16 Confidence Intervals for a Proportion

Author

Devan Becker

Published

2021-03-07

16.1 Introduction

This is the same as the last lesson

Based on our data, we make an interval that we think describes the population.
In this case, we just have a different population distribution?

Assumptions

In stats, assumptions give us power, but only if they’re good assumptions.

Assumptions for a CI for \(p\) are the same as the assumptions for the binomial distribution, with the addition of an SRS.

16.2 The CI for \(p\)

Sampling Distribution of \(\hat p\)

As we saw before the midterm, if the population is \(B(n,p)\), then under certain conditions,

\[\hat p \sim N\left(p, \sqrt{\frac{p(1-p)}{n}}\right)\]

Deja-Vu

Since \(\hat p \sim N(p, \sqrt{\frac{p(1-p)}{n}})\),

\[ \frac{\hat p - p}{\sqrt{p(1-p)/n}} \sim N(0,1) \]

Again, we can use the form \(z = (x-\mu)/\sigma\), but replace \(x\), \(\mu\), and \(\sigma\) with the correct values.

A \((1-\alpha)\)CI for \(p\) is:

\[ \hat p \pm z^*\sqrt{\frac{p(1-p)}{n}} \]

We don’t know the variance, why not \(t_{n-1}^*\)?

We used \(t_{n-1}^*\) because we had to estimate \(\sigma\)
There’s no \(\sigma\) to estimate!
The variance of the Binomial distribution is entirely determined by \(p\)!
- Binom be crazy.

… but Devan, we still don’t know \(p\)!

The \((1-\alpha)\)CI for \(p\) is:

\[ \hat p \pm z^*\sqrt{\frac{p(1-p)}{n}} \] which needs \(p\) in the second part of the equation.

Why not just plug in \(\hat p\)?

Okay fine.

\(\sqrt{\hat p(1-\hat p)/n}\) is called the estimated standard error, since its the sd of the sampling distribution, but it’s based on an estimate.

Final_Version_V2_Update_LastTry_Srsly.docx.pdf

The \((1-\alpha)\)CI for \(p\) is:

\[ \hat p \pm z^*\sqrt{\frac{\hat p(1-\hat p)}{n}} \]

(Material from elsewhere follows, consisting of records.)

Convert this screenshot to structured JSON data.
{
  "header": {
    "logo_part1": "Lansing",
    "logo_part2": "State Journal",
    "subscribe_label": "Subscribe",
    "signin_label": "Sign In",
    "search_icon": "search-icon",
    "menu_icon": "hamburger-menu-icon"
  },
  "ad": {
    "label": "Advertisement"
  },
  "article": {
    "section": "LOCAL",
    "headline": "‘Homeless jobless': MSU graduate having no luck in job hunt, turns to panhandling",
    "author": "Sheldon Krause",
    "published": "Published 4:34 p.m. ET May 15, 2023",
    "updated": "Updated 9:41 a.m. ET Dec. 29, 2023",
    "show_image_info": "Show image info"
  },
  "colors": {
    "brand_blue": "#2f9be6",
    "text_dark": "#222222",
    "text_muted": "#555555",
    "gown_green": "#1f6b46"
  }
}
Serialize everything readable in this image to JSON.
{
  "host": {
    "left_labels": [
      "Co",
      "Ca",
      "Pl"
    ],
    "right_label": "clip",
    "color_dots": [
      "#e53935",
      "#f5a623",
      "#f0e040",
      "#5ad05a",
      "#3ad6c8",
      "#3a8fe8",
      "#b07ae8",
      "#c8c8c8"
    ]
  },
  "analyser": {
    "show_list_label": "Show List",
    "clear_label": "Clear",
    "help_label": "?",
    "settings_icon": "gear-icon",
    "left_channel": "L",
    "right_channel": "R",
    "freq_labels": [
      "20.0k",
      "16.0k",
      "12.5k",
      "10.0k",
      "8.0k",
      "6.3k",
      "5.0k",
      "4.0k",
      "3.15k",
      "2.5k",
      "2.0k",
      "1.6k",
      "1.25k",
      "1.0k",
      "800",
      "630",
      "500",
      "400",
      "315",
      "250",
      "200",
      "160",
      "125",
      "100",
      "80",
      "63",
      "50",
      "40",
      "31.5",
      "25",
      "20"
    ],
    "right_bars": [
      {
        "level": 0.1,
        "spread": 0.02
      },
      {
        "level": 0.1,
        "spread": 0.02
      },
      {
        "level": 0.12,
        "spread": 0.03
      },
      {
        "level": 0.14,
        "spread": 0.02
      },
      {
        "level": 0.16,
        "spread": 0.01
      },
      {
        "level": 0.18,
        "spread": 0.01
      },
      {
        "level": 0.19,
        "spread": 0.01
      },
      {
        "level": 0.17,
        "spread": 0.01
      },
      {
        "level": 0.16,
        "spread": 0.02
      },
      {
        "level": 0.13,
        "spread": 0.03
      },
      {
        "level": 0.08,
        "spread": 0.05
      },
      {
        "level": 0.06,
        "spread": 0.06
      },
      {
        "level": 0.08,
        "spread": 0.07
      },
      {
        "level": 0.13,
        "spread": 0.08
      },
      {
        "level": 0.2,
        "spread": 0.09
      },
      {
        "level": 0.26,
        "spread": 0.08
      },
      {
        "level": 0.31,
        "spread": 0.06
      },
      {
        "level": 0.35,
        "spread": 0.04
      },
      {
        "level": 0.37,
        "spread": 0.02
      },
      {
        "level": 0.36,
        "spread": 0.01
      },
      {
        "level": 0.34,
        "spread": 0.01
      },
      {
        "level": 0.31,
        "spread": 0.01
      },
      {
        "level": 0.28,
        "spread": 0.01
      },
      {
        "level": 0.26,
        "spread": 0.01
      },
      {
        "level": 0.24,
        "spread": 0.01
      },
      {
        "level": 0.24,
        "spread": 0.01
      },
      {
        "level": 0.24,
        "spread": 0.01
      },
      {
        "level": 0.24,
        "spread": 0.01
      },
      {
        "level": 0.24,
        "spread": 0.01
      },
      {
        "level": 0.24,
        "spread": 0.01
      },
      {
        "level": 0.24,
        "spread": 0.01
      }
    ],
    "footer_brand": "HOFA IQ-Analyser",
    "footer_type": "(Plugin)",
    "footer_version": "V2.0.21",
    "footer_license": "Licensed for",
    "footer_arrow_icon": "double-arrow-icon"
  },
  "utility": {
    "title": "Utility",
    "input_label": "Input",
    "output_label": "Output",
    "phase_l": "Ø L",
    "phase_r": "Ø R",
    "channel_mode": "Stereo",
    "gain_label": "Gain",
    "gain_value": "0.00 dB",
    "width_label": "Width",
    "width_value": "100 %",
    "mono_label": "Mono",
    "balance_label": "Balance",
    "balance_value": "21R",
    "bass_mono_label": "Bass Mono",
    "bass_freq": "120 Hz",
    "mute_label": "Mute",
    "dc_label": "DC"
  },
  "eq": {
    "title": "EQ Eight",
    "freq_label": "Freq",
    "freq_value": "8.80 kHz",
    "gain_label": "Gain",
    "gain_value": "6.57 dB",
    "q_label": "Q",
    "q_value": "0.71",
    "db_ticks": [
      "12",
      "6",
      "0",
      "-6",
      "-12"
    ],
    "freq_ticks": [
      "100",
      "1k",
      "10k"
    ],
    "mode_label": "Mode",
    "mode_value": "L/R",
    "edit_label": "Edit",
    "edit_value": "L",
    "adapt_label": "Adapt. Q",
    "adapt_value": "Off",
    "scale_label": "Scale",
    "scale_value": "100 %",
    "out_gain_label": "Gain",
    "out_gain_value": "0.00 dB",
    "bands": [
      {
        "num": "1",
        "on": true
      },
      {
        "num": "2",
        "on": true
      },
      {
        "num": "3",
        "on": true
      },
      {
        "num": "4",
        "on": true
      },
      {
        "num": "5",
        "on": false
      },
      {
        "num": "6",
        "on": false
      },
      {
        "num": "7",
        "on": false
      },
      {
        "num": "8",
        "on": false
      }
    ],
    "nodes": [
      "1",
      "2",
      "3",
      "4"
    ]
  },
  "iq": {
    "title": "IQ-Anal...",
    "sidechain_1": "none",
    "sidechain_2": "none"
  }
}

where \(z^*\) is chosen such that \(P(Z < -z^*) = \alpha/2\).

Devan Style: Simulation

n <- 100
p <- 0.7
SE_true <- sqrt(p*(1-p)/n)
p_does <- c()
phat_does <- c()
that_does <- c()
z_star <- abs(qnorm(0.05/2))
t_star <- abs(qt(0.05/2, df = n-1))

Devan Style: Simulation

for(i in 1:10000){
    new_sample <- rbinom(n=1, size=n, prob=p)
    phat <- new_sample/n
    SE_est <- sqrt(phat*(1-phat)/n)
    
    pCI <- phat + c(-1,1)*z_star*SE_true
    phatCI <- phat + c(-1,1)*z_star*SE_est
    thatCI <- phat + c(-1,1)*t_star*SE_est
    
    p_does[i] <- pCI[1] < p & pCI[2] > p
    phat_does[i] <- phatCI[1] < p & phatCI[2] > p
    that_does[i] <- thatCI[1] < p & thatCI[2] > p
}

Simulation Results

mean(p_does)

[1] 0.9371

mean(phat_does)

[1] 0.9502

mean(that_does)

[1] 0.9502

Using the population proportion is… worse?

DIY: Change \(p\) so that the normal approximation doesn’t apply.

16.3 Examples and Cautions

Example 1

It was found that 591 out of 700 people sampled supported a certain political position. Find a 91%CI.

Since we have R, let’s use it!

Both prop.test() and binom.test() will give us a CI, with prop.test() calculating an approximation using the normal distribution and binom.test() calculating the exact value, without approximation. In general, you should always use binom.test() for one sample proportions.

binom.test(x = 591, n = 700, conf.level = 0.91)


    Exact binomial test

data:  591 and 700
number of successes = 591, number of trials = 700, p-value < 2.2e-16
alternative hypothesis: true probability of success is not equal to 0.5
91 percent confidence interval:
 0.8192078 0.8670686
sample estimates:
probability of success 
             0.8442857

Example 2

It was found that 68 out of 70 people sampled supported a certain political position. Find a 91%CI.

n <- 70
phat <- 68/70
se_est <- sqrt(phat*(1-phat)/n)
z_star <- abs(qnorm(0.09/2))

phat + c(-1, 1)*z_star*se_est

[1] 0.9376692 1.0051879

… so it would be reasonable to say that the popluation proportion is larger than 1???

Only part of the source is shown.